Que era en extremo insegura.
Y otras veces demasiado presumida.
Era agotador mirarse en el espejo y no comprender el cómo ni el cuándo se había convertido en todo eso que su reflejo la hacía ver. La gente exigía demasiado de ella, y peor aún, la hacían exigirse demasiado hasta llevarla a un punto de quiebre. No importaba si ponía todo de su parte por cambiar, por mejorar, si derramaba hasta la última lágrima o gota de sudor, incluso si sangraba… Hiciera lo que hiciera, nada nunca lograba complacerla. Complacer al resto. Muchas veces sentía que quizás, después de todo, lo único que iba a lograr era decepcionar a quienes la rodeaban. Y eso no solo la atemorizaba, la asqueaba también.
Era en días como aquel que verse al espejo le resultaba más repulsivo que nunca, tanto como para provocarle náuseas. Estaba decepcionada de sí misma, deseosa de no ser ella al menos por una sola vez, pues todo lo que podía ver en sus propios ojos era aquel atisbo de inseguridad y de temor ante el monstruo en que –según le decían– se había convertido. La bruja, la llamaban unos. Otros, con menos sentido común, la llamaban una anomalía o abominación antinatural. No conocían a nadie con su poderío, le tenían miedo, y habían provocado en su inseguridad que desarrollara el mismo temor hacia sí misma.

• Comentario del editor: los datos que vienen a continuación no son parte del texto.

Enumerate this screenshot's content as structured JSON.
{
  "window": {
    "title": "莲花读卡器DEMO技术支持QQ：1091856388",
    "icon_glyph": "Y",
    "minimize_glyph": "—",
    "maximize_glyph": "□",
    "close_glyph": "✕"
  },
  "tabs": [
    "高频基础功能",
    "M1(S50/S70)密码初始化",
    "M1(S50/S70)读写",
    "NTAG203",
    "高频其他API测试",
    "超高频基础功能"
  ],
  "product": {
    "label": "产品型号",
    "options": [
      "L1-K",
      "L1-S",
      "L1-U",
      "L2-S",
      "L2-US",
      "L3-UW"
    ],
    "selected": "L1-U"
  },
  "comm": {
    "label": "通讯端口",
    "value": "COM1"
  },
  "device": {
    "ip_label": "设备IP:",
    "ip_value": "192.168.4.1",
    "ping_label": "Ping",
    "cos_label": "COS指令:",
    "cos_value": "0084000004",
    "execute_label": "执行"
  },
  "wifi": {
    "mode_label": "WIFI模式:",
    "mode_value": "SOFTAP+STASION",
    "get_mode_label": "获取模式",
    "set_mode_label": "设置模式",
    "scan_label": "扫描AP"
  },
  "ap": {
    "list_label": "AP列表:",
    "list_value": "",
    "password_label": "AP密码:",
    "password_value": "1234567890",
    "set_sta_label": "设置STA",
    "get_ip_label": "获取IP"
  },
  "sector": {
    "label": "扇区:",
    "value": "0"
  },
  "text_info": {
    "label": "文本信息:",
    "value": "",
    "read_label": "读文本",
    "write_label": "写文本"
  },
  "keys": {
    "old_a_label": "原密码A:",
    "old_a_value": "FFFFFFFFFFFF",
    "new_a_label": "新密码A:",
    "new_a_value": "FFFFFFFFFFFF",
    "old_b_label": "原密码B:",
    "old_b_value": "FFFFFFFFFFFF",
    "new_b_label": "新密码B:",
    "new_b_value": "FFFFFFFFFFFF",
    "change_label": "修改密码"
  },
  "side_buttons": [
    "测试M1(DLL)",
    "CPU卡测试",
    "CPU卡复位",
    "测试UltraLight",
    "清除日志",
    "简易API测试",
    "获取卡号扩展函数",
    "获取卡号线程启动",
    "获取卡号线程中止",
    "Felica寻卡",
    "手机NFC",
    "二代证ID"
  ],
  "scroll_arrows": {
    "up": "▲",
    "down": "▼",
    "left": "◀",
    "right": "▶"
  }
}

Antes de poder evitarlo, las amargas lágrimas rodaron por sus mejillas. Refunfuñó con el entrecejo fruncido y los dientes apretados con tanta fuerza que le dolía la mandíbula. Alzó su mano, cerrada en un puño, e impactó con sus nudillos el vidrio del espejo. ¡Crash! Los trozos del cristal roto comenzaron a caer sobre el lavabo y el suelo, tintineando al tocar la superficie antes de fragmentarse aún más. Nunca una imagen tan banal la había representado tanto, porque así se sentía, fragmentada. No era capaz de reconstruirse. Era demasiado débil, le daba vergüenza admitirlo. ¿Especial? De especial no tenía nada. Bastaba con verse a sí misma para recordárselo: era una aberración.
¿Quién rayos era? No era nada, pero a veces lo era todo. A veces se sentía como un lienzo en blanco, dispuesta a dejar que se plasmara en ella una obra magnífica, hasta que recordaba que de hecho ya era un té abajo en proceso. ¿Quién quería ser? A veces ella misma, muchas otras alguien más. Quería ser alguien cuyo reflejo no le ocasionara náuseas. Quería ser todo eso que en su interior almacenaba, a la espera de salir a la luz algún día.